Traditionally, only a tyrant (in the classical sense, with none of its modern connotations; a populist leader empowered by the masses with singular power) could break the back of the oligarchs and aristocrats. America has for some time labored under the lash of the oligarchs. They focus ever greater power and wealth in fewer and fewer hands, and are extremely reluctant to address the crises and problems that plague the common folk and the country at large. They will ignore problems as long as they can, and go about their business, the concentration of ever greater wealth and influence in their hands.

But the people require redress of their problems, and under a system with democratic elements they will eventually empower a charismatic leader to make quick, efficient change. This can actually be a good thing, at times. It can also be very bad, if the tyrant refuses to lay down his power and hands it down to a chosen successor or an offspring. This is where monarchies come from.

Republicanism and democracy has always been an experiment and remains so, and is always even now vastly outnumbered by autocracies of various kinds. It remains to be seen if this experiment can persist. The few centuries we've had is already quite an accomplishment.

oligarchs and tyrants are of the times those names were created. trump is something else.

China is different in a different way from Rome.

After its initial inflation, it never really had another expansionary period until the Tang dynasty, then it just kind of stayed the same for a long time.

Probably because it was so isolated by the sea and the Gobi.

In my mind, there are really 3 big, great Empires that aren't run of the mill: Egypt, Rome, and China.

The rest kind of fall into the same kind of formula where a group of literally whos rise up and fade away later.

no trump different. there are always people that look too closeely and see too many commonalities between now and then. its not necessarily like that. similarities yes. but does that represent the dynamics of a tyrant or oligarch or whatever? no. are there cycles? maybe, but not necessarily in the way you think. human greed is always there though. so there are comes and goes.

If anything, Trump is more like a Crassus, a rich guy who has all the money and wants some of the Glory.

That or he actually cares, or was tired of being a joke.
Watching how people treated him during the election made part of me so happy when he won.

i think all these had in common is their lack of competition right?

Tsk. There's nothing new under the sun. The requirements of government do not change. It ossifies, and the rising pressures of circumstance begin to require swift action. If the government is unable to achieve consensus because it is too compromised and complacent, the appeal of a charismatic leader with supreme power who can take decisive action will increase until he takes his place.
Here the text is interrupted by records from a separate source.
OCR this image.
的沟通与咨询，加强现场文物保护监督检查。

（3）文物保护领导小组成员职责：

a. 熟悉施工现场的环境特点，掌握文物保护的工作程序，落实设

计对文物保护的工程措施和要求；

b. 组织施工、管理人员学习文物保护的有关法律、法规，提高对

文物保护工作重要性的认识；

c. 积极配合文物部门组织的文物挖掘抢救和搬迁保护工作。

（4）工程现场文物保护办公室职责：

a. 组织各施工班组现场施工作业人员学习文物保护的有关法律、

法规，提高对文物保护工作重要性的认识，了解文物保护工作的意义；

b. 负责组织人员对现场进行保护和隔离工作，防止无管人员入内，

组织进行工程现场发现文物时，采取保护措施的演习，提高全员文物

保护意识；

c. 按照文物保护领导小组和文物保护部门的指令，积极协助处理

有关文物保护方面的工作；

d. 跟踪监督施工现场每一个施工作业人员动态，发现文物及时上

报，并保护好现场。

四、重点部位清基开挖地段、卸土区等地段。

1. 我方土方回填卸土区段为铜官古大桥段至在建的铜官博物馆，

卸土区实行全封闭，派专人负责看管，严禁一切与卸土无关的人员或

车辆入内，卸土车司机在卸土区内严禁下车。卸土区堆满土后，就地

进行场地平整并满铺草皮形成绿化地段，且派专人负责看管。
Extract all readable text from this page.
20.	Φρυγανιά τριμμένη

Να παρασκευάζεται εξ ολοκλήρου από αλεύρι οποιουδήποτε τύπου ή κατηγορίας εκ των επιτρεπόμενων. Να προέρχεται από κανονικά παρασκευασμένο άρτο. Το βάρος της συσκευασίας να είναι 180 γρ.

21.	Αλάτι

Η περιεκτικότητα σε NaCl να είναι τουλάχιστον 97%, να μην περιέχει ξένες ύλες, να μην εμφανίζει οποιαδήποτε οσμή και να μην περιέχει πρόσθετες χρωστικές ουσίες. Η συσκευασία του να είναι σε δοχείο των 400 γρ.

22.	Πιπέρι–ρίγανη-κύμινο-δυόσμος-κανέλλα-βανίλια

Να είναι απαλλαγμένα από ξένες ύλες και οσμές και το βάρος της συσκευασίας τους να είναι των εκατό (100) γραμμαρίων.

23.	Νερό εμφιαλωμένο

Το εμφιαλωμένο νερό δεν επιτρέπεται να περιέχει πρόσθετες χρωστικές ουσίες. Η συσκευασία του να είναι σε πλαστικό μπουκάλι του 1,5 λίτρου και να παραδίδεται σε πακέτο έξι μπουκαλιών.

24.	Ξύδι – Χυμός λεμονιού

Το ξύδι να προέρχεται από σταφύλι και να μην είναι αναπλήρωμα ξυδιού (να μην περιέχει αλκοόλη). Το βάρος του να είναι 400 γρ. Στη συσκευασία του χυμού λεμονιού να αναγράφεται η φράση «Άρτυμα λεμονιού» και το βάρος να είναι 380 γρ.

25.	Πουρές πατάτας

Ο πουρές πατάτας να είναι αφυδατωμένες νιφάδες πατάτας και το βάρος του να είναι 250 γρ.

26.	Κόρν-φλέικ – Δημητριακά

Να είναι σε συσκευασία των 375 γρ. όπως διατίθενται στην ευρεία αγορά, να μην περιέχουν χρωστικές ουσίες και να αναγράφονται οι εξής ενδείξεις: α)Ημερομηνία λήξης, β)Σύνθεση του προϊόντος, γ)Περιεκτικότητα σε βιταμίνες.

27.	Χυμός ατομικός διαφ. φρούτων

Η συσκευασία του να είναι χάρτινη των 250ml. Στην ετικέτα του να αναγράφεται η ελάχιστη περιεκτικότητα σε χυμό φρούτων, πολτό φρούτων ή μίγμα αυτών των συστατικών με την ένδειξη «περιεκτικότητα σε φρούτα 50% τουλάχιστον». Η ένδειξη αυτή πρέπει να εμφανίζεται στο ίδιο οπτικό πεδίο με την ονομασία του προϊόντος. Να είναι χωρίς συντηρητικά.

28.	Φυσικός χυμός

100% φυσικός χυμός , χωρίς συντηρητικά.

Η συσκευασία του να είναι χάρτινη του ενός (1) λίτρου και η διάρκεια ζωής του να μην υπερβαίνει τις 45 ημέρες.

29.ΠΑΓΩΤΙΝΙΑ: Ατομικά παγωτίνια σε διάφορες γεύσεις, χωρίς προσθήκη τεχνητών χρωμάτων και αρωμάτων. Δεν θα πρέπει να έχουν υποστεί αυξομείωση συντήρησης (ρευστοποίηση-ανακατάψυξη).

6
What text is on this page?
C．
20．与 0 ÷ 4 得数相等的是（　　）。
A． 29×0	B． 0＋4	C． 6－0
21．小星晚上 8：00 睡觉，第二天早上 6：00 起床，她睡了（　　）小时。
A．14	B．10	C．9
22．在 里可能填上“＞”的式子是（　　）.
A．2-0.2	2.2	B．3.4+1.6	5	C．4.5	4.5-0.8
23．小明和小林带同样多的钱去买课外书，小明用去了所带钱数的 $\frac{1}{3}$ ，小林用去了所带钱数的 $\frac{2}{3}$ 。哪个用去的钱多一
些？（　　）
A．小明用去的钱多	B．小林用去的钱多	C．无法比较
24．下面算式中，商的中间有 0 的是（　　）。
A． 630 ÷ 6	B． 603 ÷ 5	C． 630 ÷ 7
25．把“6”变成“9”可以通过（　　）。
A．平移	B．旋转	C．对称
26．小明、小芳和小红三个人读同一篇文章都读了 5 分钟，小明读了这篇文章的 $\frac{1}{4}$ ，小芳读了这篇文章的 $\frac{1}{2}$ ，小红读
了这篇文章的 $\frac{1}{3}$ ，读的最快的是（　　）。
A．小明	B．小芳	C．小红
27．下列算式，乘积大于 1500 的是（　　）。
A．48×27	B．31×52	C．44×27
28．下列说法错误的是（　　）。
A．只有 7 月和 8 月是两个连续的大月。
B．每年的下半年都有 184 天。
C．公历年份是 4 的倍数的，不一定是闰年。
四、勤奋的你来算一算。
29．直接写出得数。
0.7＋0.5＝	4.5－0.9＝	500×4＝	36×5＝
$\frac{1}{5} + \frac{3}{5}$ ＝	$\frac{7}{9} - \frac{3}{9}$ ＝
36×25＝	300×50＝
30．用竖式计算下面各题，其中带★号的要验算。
In America, a military coup is extremely unlikely; however we can vote people in, if we're motivated enough, and that means someone with charisma who says all the right things, at a time of crisis, can take his place as tyrant...

Why do you keep saying this, Rome overcame all the competition to become the Empire it was.

It wasn't an easy road through Italy, Hannibal, the Gauls, and Mithradates.

And a man like Crassus might have been a tyrant, had his expedition to the Orient gone differently. For the Romans, military glory and political power were essentially synonymous.

Under the American system, wealth and success as a capitalist replace military glory. Season that with an appeal to racism aimed at the majority or the "glories of the old days" and you will find an eager audience, if things have gotten bad enough. If the established powers have failed to address the problems of the country, as indeed they have. The elected representatives, here, cannot accomplish even a provision for the common health without vitriolic resistance. We suffer the same problem the late Roman republic did: the powers that be would rather problems never got solved, than see them solved by an opponent would would gain the credit for it.

A useful reminder for all those who predict the destruction of America. Rome came through a cataclysmic civil war to build an Empire that persisted for 5 centuries. 15, if you count the Byzantines.